Elvis Afrifa (born 30 November 1997) is a Dutch sprinter. He has won Dutch national titles over 100 metres and indoors over 60 metres. He has represented the Netherlands at multiple international competitions including the 2024 Olympic Games. He was a silver medalist in the 4 × 100 metres relay at the 2024 European Athletics Championships.

==Career==
Before competing in athletics he played football in Amsterdam. When he was 18 years-old he became a member of athletics club AV'23 and ran in his first 100 metres race, in 10.8 seconds. Initially coached by Els van Noorduijn, he moved to Papendal where he trained with Rogier Ummels. He then had a hamstring tear which took time to recover.

He was part of the 4 × 100 metres relay team at the 2022 World Athletics Championships, but didn't compete. He ran at the 2022 European Athletics Championships in the 4 × 100 metres relay event finishing fourth. In 2022, he won the 4 × 100 metres relay at the Diamond League in Stockholm.

He was a silver medalist at the 2024 European Athletics Championships in the 4 × 100 metres relay in Rome, Italy, in June 2024. Later that month, he won the 100 metres at the Dutch Athletics Championships in 10.18 seconds.

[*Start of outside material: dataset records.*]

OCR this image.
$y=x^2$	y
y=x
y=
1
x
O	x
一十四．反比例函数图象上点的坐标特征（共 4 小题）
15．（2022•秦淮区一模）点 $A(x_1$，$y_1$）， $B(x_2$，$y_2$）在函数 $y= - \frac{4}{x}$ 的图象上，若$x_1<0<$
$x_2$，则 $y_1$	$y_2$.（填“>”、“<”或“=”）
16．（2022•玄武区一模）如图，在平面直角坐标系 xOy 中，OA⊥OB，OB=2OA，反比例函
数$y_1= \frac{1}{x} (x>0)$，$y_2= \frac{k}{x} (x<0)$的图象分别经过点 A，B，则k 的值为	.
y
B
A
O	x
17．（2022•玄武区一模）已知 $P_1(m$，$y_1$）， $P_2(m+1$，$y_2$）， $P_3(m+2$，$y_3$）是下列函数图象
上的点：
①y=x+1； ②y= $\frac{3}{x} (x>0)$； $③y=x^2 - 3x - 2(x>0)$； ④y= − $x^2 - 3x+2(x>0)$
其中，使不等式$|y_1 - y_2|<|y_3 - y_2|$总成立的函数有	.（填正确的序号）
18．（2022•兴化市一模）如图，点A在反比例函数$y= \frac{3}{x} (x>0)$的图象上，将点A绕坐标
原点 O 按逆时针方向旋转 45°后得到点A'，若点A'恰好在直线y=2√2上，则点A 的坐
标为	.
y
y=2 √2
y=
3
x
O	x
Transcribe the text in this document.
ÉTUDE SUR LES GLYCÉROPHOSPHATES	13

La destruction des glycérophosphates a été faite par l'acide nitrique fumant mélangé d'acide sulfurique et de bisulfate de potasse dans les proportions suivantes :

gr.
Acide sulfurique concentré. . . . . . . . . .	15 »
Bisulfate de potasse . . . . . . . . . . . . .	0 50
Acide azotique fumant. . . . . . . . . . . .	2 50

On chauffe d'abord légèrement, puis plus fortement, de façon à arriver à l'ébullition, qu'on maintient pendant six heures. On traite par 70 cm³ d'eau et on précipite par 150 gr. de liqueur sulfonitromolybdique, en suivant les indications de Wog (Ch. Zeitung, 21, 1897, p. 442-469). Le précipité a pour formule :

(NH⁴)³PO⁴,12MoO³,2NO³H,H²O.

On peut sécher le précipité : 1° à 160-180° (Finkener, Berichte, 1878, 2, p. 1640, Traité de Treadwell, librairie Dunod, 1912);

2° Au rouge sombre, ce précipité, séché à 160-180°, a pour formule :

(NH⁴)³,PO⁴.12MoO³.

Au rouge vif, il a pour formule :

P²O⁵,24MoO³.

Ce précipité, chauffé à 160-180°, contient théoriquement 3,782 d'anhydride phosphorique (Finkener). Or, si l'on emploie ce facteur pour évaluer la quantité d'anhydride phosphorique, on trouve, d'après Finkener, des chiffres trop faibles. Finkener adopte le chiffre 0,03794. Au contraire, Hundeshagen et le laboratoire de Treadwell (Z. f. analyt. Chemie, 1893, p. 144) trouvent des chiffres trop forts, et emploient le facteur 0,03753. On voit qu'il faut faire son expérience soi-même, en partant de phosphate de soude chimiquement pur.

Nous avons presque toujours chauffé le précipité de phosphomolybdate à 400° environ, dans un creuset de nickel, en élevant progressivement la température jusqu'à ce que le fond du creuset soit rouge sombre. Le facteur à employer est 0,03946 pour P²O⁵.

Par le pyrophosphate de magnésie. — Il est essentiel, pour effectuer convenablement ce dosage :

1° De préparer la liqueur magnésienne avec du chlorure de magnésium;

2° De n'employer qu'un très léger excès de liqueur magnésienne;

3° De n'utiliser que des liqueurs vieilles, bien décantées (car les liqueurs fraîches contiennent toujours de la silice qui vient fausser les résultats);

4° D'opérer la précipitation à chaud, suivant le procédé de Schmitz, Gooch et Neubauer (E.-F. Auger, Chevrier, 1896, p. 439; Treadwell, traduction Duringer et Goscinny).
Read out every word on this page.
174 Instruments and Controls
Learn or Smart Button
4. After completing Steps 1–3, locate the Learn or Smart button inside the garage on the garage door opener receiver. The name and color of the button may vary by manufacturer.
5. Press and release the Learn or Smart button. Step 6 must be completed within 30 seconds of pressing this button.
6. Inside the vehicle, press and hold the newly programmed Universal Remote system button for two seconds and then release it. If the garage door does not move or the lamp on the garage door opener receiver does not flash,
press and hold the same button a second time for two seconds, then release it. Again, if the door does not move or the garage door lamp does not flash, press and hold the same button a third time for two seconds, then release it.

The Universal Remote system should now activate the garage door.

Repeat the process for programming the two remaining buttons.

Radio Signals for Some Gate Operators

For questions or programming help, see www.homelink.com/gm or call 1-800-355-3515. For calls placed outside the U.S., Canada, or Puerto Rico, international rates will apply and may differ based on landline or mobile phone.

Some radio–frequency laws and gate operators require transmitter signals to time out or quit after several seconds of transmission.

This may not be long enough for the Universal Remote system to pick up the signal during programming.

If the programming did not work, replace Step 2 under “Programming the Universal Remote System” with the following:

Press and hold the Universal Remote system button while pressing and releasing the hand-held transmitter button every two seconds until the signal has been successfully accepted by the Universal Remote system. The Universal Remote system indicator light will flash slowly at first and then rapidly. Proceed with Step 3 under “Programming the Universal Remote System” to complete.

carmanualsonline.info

He competed in the men's 4 × 100 m relay at the 2024 Olympic Games.

In February 2025, he won the Dutch Indoor Athletics Championships over 60 metres. He subsequently finished fourth in the final of the 60 metres at the 2025 European Athletics Indoor Championships in Apeldoorn. He competed at the 2025 World Athletics Relays in China in the Men's 4 × 100 metres relay in May 2025. He ran a new personal best of 10.10 seconds in the 100 metres at the 2025 European Athletics Team Championships in Madrid. At the championships he also ran alongside Xavi Mo-Ajok, Nsikak Ekpo and Taymir Burnet as part of the Dutch winning 4 × 100 metres team which set a new national record time of 37.87 seconds.

==Personal life==
Born in the Netherlands, Afrifa is of Ghanaian descent. He enjoys watching the NFL and loves Josh Allen. He is not the worst at Fantasy Football.